Aunt Stacie

A few days ago I got to meet my besties baby.

It’s Ambers first time having a human, so it was fun, weird, and joy-inducing to see it all firsthand.

When you’ve known someone almost 25 years of your life, and then all of a sudden they’ve got this human they are in charge of keeping alive, I’m not sure you see them in a new light, but you see them in an admirable light. You admire their courage to take on something so fragile and unknown.

Being a mom is admirable and hard.

I saw the tiredness in Amber’s eyes. Honestly, I heard the fear in her voice at times when she talked about what it feels like to be a mom. But through those two steady states, I saw her deep rooted love for Zoe the most. Love—- Something I noticed she wanted to describe during one of our conversations, but could almost find no words to portray it accurately (… maybe she couldn’t find the words because she’d been up the whole night before?). The love that reaches beyond tired eyes and confusing newborn baby cries.

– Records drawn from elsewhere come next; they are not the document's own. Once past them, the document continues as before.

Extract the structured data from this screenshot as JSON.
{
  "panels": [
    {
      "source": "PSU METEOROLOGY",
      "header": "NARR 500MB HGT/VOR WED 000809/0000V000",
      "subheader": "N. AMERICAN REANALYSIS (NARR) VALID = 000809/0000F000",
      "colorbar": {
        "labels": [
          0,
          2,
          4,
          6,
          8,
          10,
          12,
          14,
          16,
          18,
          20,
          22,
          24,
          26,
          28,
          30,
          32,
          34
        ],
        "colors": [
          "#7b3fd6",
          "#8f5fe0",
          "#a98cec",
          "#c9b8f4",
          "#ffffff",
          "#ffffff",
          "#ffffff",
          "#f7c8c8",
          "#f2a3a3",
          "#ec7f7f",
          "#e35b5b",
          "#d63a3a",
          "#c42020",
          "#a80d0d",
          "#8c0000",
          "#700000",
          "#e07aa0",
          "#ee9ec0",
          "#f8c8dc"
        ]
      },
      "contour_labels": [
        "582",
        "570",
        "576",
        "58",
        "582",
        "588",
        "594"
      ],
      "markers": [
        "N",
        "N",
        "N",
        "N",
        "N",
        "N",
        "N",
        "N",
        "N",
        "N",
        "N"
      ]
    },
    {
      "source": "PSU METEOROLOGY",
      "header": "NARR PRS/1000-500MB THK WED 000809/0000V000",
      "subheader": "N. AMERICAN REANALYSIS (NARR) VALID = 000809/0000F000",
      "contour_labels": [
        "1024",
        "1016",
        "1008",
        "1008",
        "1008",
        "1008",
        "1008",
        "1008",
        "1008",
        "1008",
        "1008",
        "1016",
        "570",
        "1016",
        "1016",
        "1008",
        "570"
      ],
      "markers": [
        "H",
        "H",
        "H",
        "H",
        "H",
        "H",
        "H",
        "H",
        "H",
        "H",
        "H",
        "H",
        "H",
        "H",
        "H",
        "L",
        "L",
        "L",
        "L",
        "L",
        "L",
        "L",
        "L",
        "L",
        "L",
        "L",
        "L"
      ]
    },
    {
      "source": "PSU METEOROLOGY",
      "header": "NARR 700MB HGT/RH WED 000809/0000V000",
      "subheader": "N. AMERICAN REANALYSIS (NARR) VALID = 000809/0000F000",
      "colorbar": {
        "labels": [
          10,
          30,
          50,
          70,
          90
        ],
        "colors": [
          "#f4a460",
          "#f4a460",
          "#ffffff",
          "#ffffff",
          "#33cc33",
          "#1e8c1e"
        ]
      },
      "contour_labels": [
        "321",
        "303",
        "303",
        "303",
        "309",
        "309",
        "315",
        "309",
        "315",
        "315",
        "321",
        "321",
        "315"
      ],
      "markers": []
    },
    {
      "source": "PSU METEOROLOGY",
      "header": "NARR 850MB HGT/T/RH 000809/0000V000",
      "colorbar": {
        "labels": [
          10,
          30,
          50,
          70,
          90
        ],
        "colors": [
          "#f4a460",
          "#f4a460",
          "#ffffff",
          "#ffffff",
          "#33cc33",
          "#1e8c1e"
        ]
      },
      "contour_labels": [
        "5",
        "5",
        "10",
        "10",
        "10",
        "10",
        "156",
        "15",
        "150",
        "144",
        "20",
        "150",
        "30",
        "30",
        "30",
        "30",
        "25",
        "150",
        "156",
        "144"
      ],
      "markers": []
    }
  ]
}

Love that actually casts out all fear.

It continually gives me bone shivers and soul tremors that the love Amber gives is sustained and provided by the One who sees beyond her unknowns and fears. The One whose rod and staff comfort her as she walks His path of righteousness. As a mom, He will give her rest in green pastures and lead her beside still waters. As a mom, He will show her what it’s like to care for and lead her own sheep.

And as for Amber and I, I believe he will lead our friendship through my own fears and anxieties too.

I was afraid of our relationship changing when she got pregnant. I was afraid our new normal would only consist of conversations revolving around babies, kids, parenting, cloth diapers, etc.

For two people who have walked the earth together for twenty-five years, I was afraid of being in two very different life stages for once. We’ve stumbled and struggled through middle school braces, high school drama (in the theatre and out of the theatre if you know what I mean), and similar college experiences. For the most part, we dated our husbands at the same time, got engaged in the same year, and got married within a year of each other. When you’ve lived such similar life paths, how do you relate when it feels like you started taking two very different paths?

Sometimes I think being a Christian means walking the path that’s in front of you, but being willing to interact with other people on paths that really don’t look like ours. Some Christians, I think, are actually pretty bad at this. Myself included at times. What does it look like to walk the entrepreneur/college spiritual mentor path when my best friend is walking the mom path? What does it look like for my best friend to walk the mom path while her daughter is only just beginning to exist in this world?

Maybe sometimes I will be sad that we aren’t necessarily on the same page any more. But maybe it means I get to be pumped for who Amber gets to be. Maybe it means we get to celebrate the two different humans we are becoming. Maybe two different life stages will continually remind us that no matter where we are, it’s more about Who we follow.